Die Kosten für Bildung wurden gesenkt. Finanzhilfen wurden gewährt, Mutterschafts- und Elternurlaub erleichtert, da viele Frauen befürchten, dass sich eine Mutterschaft negativ auf ihre berufliche Karriere auswirkt. Durch die Überalterung müssen zunehmend weniger Werktätige in der zweitgrößten Volkswirtschaft immer mehr alte Leute versorgen. Jeder fünfte Chinese ist heute schon älter als 60 Jahre. Zugleich geht die Bevölkerungsgruppe im statistisch betrachtet arbeitsfähigen Alter zwischen 15 und 59 Jahren weiter zurück.

Pandemie-Politik bremst Wirtschaftswachstum

Auch für die Volkswirtschaft präsentierte das Statistikamt - aus Sicht Pekings - alarmierende Zahlen. So hat China vor dem Hintergrund der chaotischen Corona-Lage und anderer wirtschaftlicher Probleme sein Wachstumsziel für das abgelaufene Jahr verfehlt. Demnach legte die zweitgrößte Volkswirtschaft im Vergleich zum Vorjahr um drei Prozent zu. Das Wachstum im vierten Quartal wurde mit 2,9 Prozent angegeben. Die Regierung hatte für 2022 allerdings ein Ziel von rund 5,5 Prozent angestrebt, was nicht erreicht werden konnte.
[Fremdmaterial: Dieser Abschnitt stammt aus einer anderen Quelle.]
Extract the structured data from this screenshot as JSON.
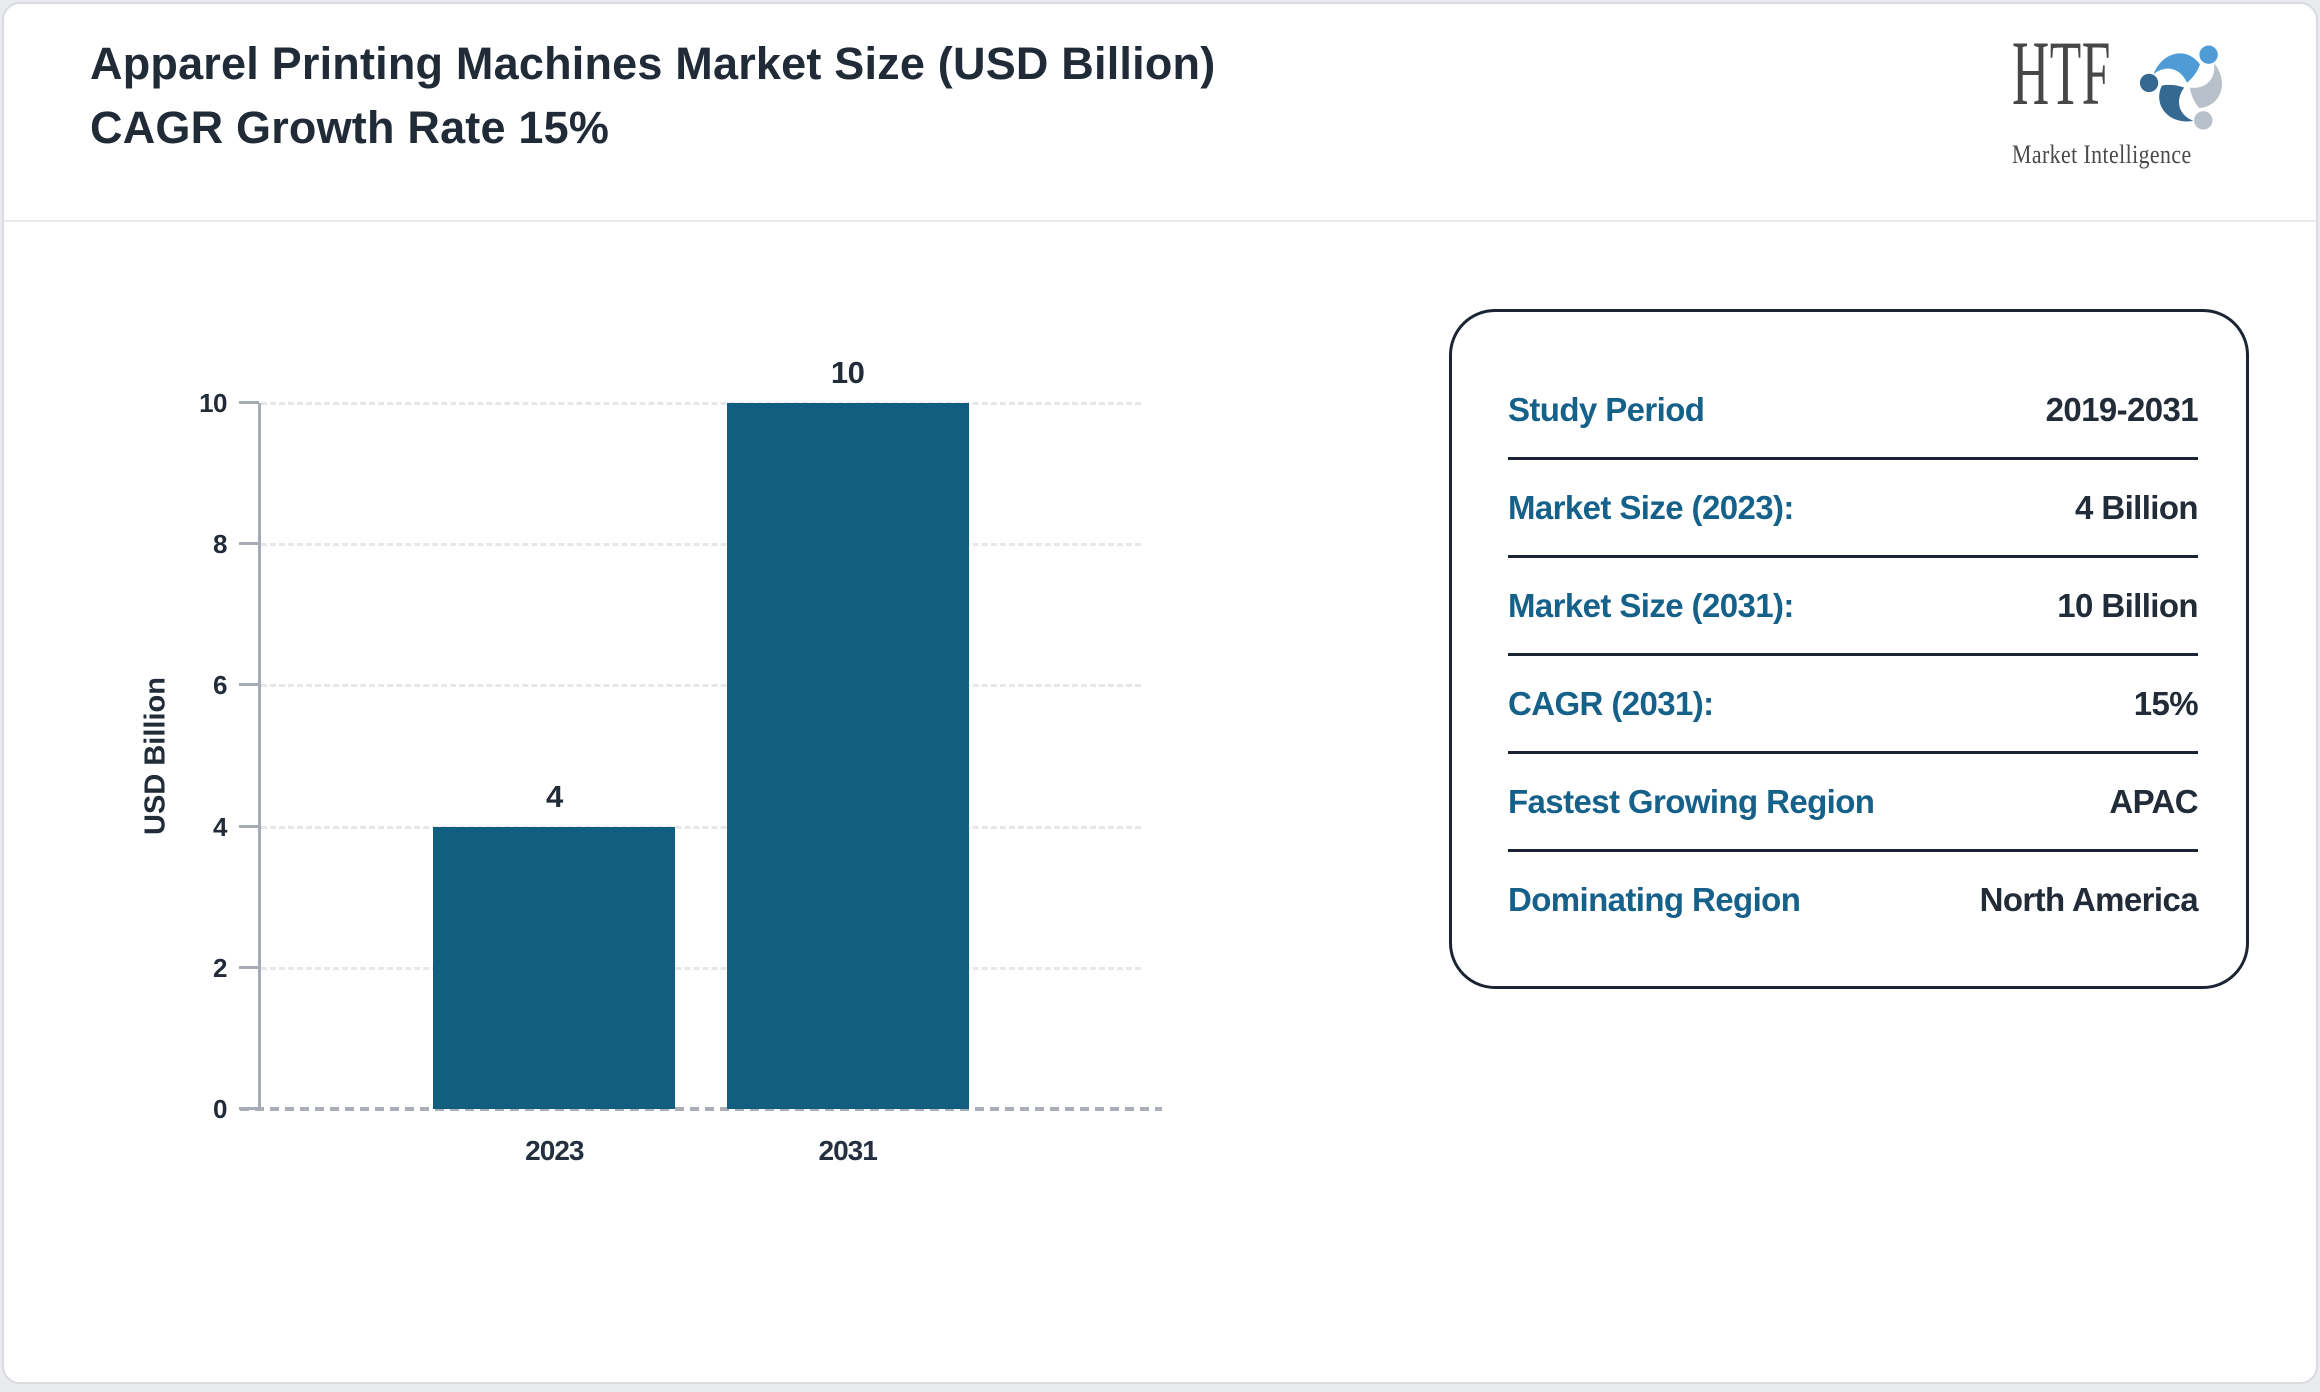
{
  "header": {
    "title": "Apparel Printing Machines Market Size (USD Billion) CAGR Growth Rate 15%"
  },
  "logo": {
    "brand": "HTF",
    "tagline": "Market Intelligence"
  },
  "chart_data": {
    "type": "bar",
    "categories": [
      "2023",
      "2031"
    ],
    "values": [
      4,
      10
    ],
    "value_labels": [
      "4",
      "10"
    ],
    "title": "",
    "xlabel": "",
    "ylabel": "USD Billion",
    "ylim": [
      0,
      10
    ],
    "yticks": [
      0,
      2,
      4,
      6,
      8,
      10
    ],
    "grid": "horizontal-dashed",
    "legend": "none",
    "bar_color": "#115e80"
  },
  "panel": {
    "rows": [
      {
        "label": "Study Period",
        "value": "2019-2031"
      },
      {
        "label": "Market Size (2023):",
        "value": "4 Billion"
      },
      {
        "label": "Market Size (2031):",
        "value": "10 Billion"
      },
      {
        "label": "CAGR (2031):",
        "value": "15%"
      },
      {
        "label": "Fastest Growing Region",
        "value": "APAC"
      },
      {
        "label": "Dominating Region",
        "value": "North America"
      }
    ]
  },
  "colors": {
    "bar": "#115e80",
    "label_teal": "#15618a",
    "dark_text": "#222b38",
    "axis_gray": "#a6abb5",
    "logo_light_blue": "#4f9bd5",
    "logo_dark_blue": "#366992",
    "logo_gray": "#b8c1ca"
  }
}
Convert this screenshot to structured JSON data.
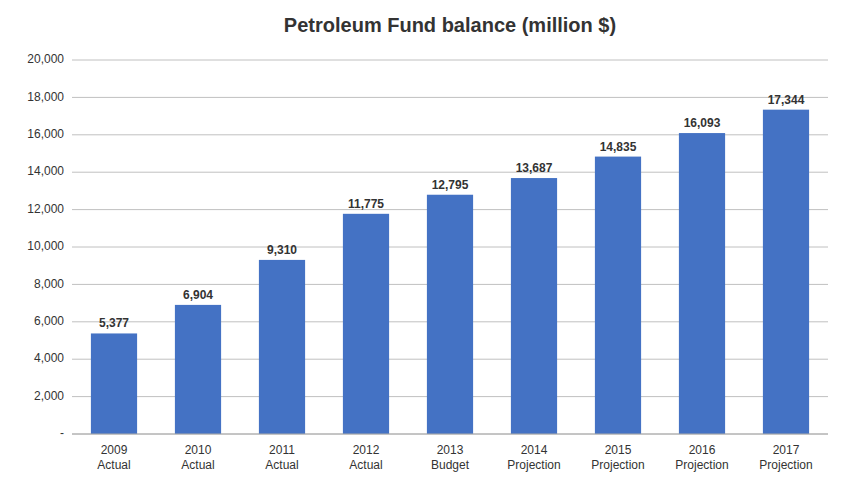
{
  "chart_data": {
    "type": "bar",
    "title": "Petroleum Fund balance (million $)",
    "categories": [
      "2009\nActual",
      "2010\nActual",
      "2011\nActual",
      "2012\nActual",
      "2013\nBudget",
      "2014\nProjection",
      "2015\nProjection",
      "2016\nProjection",
      "2017\nProjection"
    ],
    "values": [
      5377,
      6904,
      9310,
      11775,
      12795,
      13687,
      14835,
      16093,
      17344
    ],
    "value_labels": [
      "5,377",
      "6,904",
      "9,310",
      "11,775",
      "12,795",
      "13,687",
      "14,835",
      "16,093",
      "17,344"
    ],
    "data_labels": true,
    "color": "#4472C4",
    "ylim": [
      0,
      20000
    ],
    "yticks": [
      {
        "value": 0,
        "label": "-"
      },
      {
        "value": 2000,
        "label": "2,000"
      },
      {
        "value": 4000,
        "label": "4,000"
      },
      {
        "value": 6000,
        "label": "6,000"
      },
      {
        "value": 8000,
        "label": "8,000"
      },
      {
        "value": 10000,
        "label": "10,000"
      },
      {
        "value": 12000,
        "label": "12,000"
      },
      {
        "value": 14000,
        "label": "14,000"
      },
      {
        "value": 16000,
        "label": "16,000"
      },
      {
        "value": 18000,
        "label": "18,000"
      },
      {
        "value": 20000,
        "label": "20,000"
      }
    ],
    "grid": true
  }
}
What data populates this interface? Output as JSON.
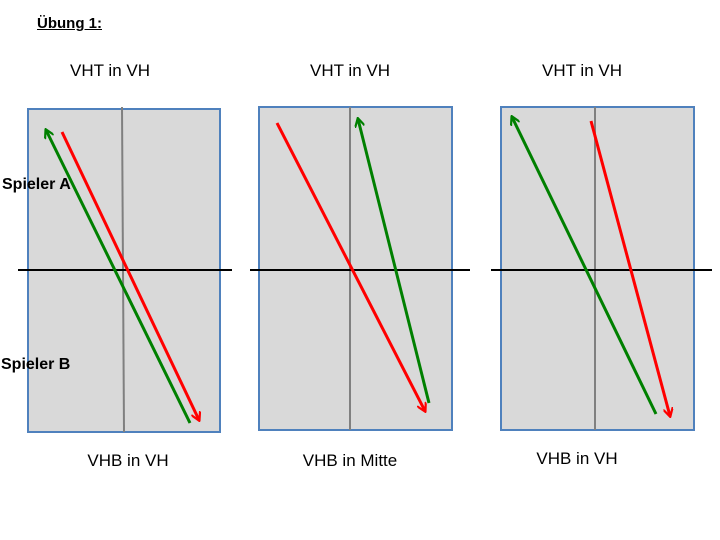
{
  "title": "Übung 1:",
  "player_labels": {
    "a": "Spieler A",
    "b": "Spieler B"
  },
  "colors": {
    "court_fill": "#d9d9d9",
    "court_border": "#4f81bd",
    "center_line": "#808080",
    "net": "#000000",
    "red_arrow": "#ff0000",
    "green_arrow": "#008000"
  },
  "panels": [
    {
      "top_label": "VHT in VH",
      "bottom_label": "VHB in VH"
    },
    {
      "top_label": "VHT in VH",
      "bottom_label": "VHB in Mitte"
    },
    {
      "top_label": "VHT in VH",
      "bottom_label": "VHB in VH"
    }
  ]
}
2021 war Chinas Wirtschaft noch um 8,4 Prozent gewachsen. Ökonomen hatten im Vorfeld mit einem noch schwächeren Wachstum gerechnet. So prognostizierte die Weltbank für das Land ein Jahreswachstum von lediglich 2,7 Prozent. Besonders die strikte Null-COVID-Strategie mit Lockdowns und anderen Beschränkungen bremste im abgelaufenen Jahr die chinesische Wirtschaft, die aber auch unter einer schweren Immobilienkrise, hoher Verschuldung und schwacher heimischer Nachfrage leidet.

Aus Wut über die strenge Null-COVID-Politik gehen immer mehr Menschen auf die Straße (Archivbild) Bild: Thomas Peter/REUTERS

Am 7. Dezember vollzog die Führung in Peking eine abrupte Kehrtwende und schaffte nach gut drei Jahren die meisten Corona-Maßnahmen ab. Doch breitet sich das Coronavirus seitdem rasant im Land aus, was sich nun ebenfalls negativ auf die Wirtschaftstätigkeit auswirkt. Viele Metropolen glichen im Dezember Geisterstädten, da die Menschen wegen Erkrankungen oder aus Angst vor einer Infektion nicht vor die Tür gingen. Mittlerweile normalisiert sich das Leben zwar wieder. Doch gibt es weiterhin Berichte über überlastete Krankenhäuser und Krematorien.

Die staatliche Gesundheitskommission gab die Zahl der Corona-Opfer seit Anfang Dezember zuletzt mit rund 60.000 an. Hochrechnungen internationaler Experten gehen jedoch von deutlich höheren Zahlen aus. Nach Schätzungen des in London ansässigen Datenverarbeiters Airfinity soll es seit Anfang Dezember schon über 400.000 Tote gegeben haben. Bis Ende April könnte die Zahl der Corona-Toten demnach auf 1,7 Millionen anwachsen.